Одно ясно: ребята знают друг о друге куда больше, чем она. А главное, знают как-то иначе. Все они сироты, это так. Но вот Толя Игнатьев. Его отец посмертно награжден орденом Ленина. Мальчик хранит орден, как святыню. И вместе с орденом последнее письмо отца с фронта. Бумага почти совсем стерлась. Строчки, написанные карандашом, едва можно разобрать. Хранит. А Лиза? Перед войной был фельетон в газете. И это все? «При живых родителях — сирота», — вспомнила она Сашины слова.

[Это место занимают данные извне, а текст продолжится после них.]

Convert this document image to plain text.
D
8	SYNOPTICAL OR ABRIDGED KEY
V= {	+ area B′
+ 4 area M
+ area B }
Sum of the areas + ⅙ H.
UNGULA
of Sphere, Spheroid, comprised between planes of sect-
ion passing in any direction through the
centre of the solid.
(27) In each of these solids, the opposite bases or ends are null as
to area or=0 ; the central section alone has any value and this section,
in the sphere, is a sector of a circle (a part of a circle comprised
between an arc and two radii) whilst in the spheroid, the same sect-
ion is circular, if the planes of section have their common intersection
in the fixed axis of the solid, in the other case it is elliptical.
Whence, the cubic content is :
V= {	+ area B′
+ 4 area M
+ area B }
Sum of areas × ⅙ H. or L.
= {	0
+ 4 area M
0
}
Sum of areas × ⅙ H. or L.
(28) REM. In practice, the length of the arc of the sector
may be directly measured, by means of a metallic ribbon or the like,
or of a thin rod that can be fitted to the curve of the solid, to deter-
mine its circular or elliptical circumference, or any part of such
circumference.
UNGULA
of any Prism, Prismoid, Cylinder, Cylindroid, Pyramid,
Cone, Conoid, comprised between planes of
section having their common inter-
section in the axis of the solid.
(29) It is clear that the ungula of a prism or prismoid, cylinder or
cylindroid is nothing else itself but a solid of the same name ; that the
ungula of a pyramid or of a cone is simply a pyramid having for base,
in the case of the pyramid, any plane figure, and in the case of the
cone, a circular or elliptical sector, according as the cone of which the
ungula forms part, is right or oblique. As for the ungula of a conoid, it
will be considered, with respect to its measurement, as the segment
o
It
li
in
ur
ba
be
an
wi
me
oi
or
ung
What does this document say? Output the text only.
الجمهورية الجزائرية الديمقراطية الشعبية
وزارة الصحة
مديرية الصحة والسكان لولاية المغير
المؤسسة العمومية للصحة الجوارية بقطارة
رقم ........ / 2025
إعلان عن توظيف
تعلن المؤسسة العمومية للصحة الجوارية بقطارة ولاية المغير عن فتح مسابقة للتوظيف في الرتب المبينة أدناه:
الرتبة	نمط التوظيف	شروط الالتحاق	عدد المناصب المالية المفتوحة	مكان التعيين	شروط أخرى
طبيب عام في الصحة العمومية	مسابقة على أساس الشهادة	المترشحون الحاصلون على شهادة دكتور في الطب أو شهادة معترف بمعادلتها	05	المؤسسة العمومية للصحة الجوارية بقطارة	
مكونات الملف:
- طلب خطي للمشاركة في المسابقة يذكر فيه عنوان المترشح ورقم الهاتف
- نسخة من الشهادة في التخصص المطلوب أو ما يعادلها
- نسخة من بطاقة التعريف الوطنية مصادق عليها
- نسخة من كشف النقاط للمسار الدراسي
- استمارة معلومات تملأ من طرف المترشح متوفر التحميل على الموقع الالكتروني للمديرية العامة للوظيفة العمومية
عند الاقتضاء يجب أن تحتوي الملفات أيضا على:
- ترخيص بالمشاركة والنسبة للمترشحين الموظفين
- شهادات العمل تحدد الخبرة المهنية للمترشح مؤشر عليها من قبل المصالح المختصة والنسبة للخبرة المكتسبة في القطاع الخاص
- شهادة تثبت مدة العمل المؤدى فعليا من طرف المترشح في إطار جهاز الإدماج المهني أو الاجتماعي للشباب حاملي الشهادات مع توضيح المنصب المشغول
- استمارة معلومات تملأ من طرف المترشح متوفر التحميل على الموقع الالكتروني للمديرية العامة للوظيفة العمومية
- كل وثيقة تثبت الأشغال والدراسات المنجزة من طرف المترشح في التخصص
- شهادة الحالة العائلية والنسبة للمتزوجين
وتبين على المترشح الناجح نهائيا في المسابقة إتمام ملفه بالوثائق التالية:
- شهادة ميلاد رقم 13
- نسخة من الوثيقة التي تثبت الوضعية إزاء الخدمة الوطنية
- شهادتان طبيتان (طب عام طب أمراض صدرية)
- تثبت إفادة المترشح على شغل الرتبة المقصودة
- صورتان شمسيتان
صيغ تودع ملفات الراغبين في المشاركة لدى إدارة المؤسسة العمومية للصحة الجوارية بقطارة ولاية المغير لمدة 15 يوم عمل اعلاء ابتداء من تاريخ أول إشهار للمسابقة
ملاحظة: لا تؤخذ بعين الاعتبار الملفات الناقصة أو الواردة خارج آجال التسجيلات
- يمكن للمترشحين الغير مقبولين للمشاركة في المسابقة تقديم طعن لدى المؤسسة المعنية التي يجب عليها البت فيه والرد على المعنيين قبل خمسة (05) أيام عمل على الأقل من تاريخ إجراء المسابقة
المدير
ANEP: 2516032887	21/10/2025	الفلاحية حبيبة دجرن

Жалость грызла ее, а жалость — плохой советчик. Да и, в конце концов, во имя самой Лизы нельзя потакать этакой анархии. Ну хорошо, Лиза не примет участия в субботнике. А дальше что? Товарищи этого не простят и будут правы. Глупое мимолетное торжество будет ей потом дорого стоить. И не только ей, но и Саше… Что ж, видно, придется снова собирать «проживающих в общежитии номер один».

Но потом она все-таки решила этого не делать. Утром, не было еще семи, пошла в комнату девочек, присела на Галину койку и сказала, почти не повышая голоса:

— У меня тут к вам небольшой разговор. Насчет Лизы Кондратьевой. Придется нам сегодня без нее работать. Стойте, стойте, дайте досказать. Я с Лизой обо всем говорила. Причина у нее уважительная, и надо ее отпустить. Я вас, девочки, прошу, вы ее не точите. Разные бывают в жизни обстоятельства. Придется нам сегодня за нее поработать.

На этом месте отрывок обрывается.